Video footage taken from the "Better to End with a Bang" segment of MythBusters episode #113, in which Jamie Hyneman and Adam Savage attempt to cut an SUV in half using a thousand pounds of thermite, is seen on the monitor in Abby's lab to compliment her explanation of how thermite functions.

The episode centers around Tony and his "kid in Baltimore", Jason King (portrayed by Gaius Charles). The "kid" has been mentioned in numerous episodes before, including "A Man Walks Into a Bar..." and "Nature of the Beast". In this episode, the writers told the story between Tony and the "kid", a story going back over 20 years, but never explained before. "[...] the fire "stuff" worked fantastically, which allowed us to tell the FULL story behind the kid Tony "almost lost in Baltimore." A story often hinted at – but never fully explained".

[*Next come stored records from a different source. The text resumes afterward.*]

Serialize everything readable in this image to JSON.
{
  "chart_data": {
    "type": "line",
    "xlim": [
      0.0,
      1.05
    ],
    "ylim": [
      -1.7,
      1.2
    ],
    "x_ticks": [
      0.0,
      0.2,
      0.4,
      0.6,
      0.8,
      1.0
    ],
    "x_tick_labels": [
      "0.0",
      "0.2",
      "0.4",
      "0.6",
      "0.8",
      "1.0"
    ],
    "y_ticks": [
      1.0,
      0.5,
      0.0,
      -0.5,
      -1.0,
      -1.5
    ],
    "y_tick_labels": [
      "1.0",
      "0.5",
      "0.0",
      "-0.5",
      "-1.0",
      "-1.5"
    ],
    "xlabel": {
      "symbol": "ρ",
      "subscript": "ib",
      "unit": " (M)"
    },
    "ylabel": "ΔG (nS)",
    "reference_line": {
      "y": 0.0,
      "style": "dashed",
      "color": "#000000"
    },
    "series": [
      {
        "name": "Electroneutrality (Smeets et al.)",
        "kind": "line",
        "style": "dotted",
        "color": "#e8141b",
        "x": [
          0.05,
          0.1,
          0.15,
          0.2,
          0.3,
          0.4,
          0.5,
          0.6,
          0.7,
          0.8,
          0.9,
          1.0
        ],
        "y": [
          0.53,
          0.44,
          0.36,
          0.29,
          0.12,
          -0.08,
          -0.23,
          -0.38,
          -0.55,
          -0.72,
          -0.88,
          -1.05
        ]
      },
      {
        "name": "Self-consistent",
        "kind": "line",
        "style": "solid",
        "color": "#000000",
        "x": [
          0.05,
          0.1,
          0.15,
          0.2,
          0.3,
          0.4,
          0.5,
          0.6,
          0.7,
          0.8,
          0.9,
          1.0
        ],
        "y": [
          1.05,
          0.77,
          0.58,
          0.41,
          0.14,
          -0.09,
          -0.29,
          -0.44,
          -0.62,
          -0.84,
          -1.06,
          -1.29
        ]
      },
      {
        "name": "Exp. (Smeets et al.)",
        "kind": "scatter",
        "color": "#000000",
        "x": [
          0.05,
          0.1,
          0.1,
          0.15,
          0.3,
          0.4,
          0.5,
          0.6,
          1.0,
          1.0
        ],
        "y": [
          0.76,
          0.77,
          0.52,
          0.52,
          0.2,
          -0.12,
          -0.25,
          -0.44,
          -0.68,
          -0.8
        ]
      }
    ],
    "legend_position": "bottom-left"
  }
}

"Rekindled" also marked the start of the ending arch in season 9, with the return of "The Phantom Eight", last seen in "Housekeeping", and introduced in the season premiere "Nature of the Beast".

==Reception==
"Rekindled" was seen by 18.08 million live viewers following its broadcast on April 17, 2012, with an 11.2/18 share among all households, and 3.1/9 share among adults aged 18 to 49. A rating point represents one percent of the total number of television sets in American households, and a share means the percentage of television sets in use tuned to the program. In total viewers, "Rekindled" easily won NCIS and CBS the night. Compared to last week's episode "The Missionary Position", "Rekindled" was up a bit in viewers and even in adults 18-49.

Steve Marsi from TV Fanatic gave the episode 5 (out of 5) and stated "now that was a first-rate episode of NCIS. "Rekindled" was a fitting title for an installment in which Tony crossed paths with a boy who changed his life forever and vice versa, and we were reintroduced to the mysterious Phantom Eight. This is how you do an "origin" episode and develop characters. Rather than simply having a guest star randomly tell us something about DiNozzo, he relived the past while working with Jason King in the present".